Análise de dados RNA-seq e chamada SNP
[0555] A separação da amostra e o corte do adaptador/código de barras foram realizados usando o software padrão Illumina e a qualidade das leituras cortadas foi verificada com o FastQC. Dois transcriptomas de referência foram utilizados para mineração de dados do sequenciamento de RNA. Um contém 239 genes ERF anotados por Rushton et al. (2008 incorporado aqui por referência). O outro foi gerado por predição gênica no rascunho do genoma TN 90 (Sierro et al., 2014 incorporado aqui por referência). As leituras de RNA-segq foram alinhadas aos transcriptomas de referência do tabaco com o arquivo de formato de recurso geral (GFF) usando TopHat v2.0.9 chamando Bowtie2 v2.1.0 (Langmead e Salzberg, 2012 incorporado aqui por referência). Genotipificador unificado - ferramenta de análise de genoma (GATK; versão 2.8-1-g932cdôa) foi usado para chamar SNPs nos quatro acessos, resultando em um arquivo de formato de chamada variante de múltiplas amostras (VCF) (McKenna et al., 2010 incorporado aqui por referência). Chamadas variantes com qualidade inferior a 20 foram removidas posteriormente com o filtro VCF. Mapeamento físico e identificação de genes candidatos
[0556] Marcadores SNP encontrados para serem estreitamente geneticamente ligados seja com lócus Nicl ou Nic2 foram alinhados contra um mapa genético de consenso de alta densidade para o tabaco (consenso de Nicotiana tabacum 30k Infinium HD 2015; https://solgenomics.net/cview/map.pl?map version id=178 incorporado aqui por referência). Marcadores no interior das regiões de interesse em torno dos loci Nicl e Nic2 que foram capazes de ser ancorados de forma única a uma montagem de genoma de tabaco melhorado (Edwards et al., 2017 incorporado aqui por referência) foram usados para identificar andaimes híbridos BioNano (isto é, regiões de pseudocromossomo) subtendendo as duas regiões.

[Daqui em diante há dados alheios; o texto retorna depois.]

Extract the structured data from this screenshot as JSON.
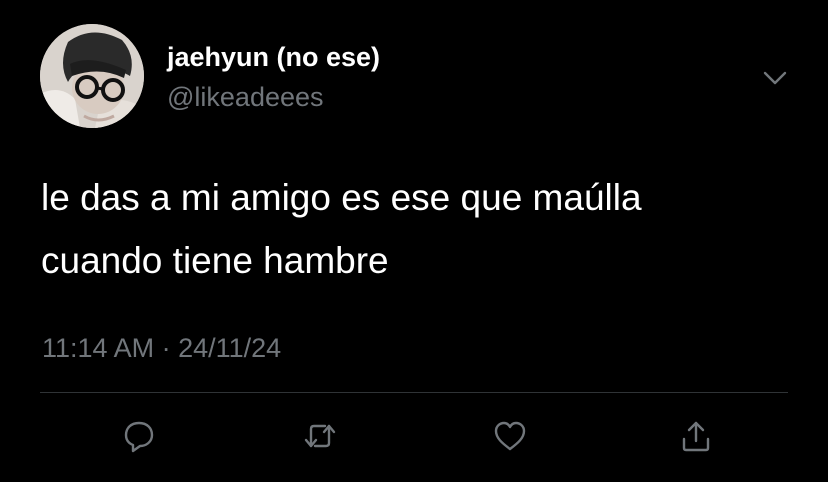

As lacunas nas sequências foram subsequentemente preenchidas pela identificação de superandaimes equivalentes da variedade de tabaco TN 90 (Sierro et al., 2014 incorporado aqui por referência) contendo correspondências idênticas às sequências de modelos de genes (regiões codificantes) nas duas regiões de interesse do genoma de Edwards et al. (supra 2017) usando a opção megablast com as configurações padrões na Ferramenta de Basic Local Alignment Search Tool (BLAST) versão
2.2.24+ (https://blast.ncbi.nlm.nih.gov/Blast.cgi). As comparações recíprocas de BLAST foram realizadas nos superandaimes TN 90 para identificar mais andaimes de genoma de Edwards et al. (supra 2017) nas duas regiões que não puderam ser mapeadas para os superandaimes da BioNano. Somente no caso em que a maioria de um andaime de Edwards et al. (2017) foi capaz de ser mapeada para um superandaime TN 90, se incluído na lista. Marcadores que puderam ser mapeados exclusivamente para os andaimes do genoma, mas não estavam presentes no andaime híbrido BioNano, também foram usados para colocar os andaimes correspondentes nas duas regiões de interesse, com base em suas localizações relativas no consenso, mapas genéticos de HA x LA ou HA x LI. Os candidatos a modelos genéticos nas duas regiões atualizadas foram então comparados com dados de RNA-seq (Edwards et al., supra 2017) e alterados, se necessário.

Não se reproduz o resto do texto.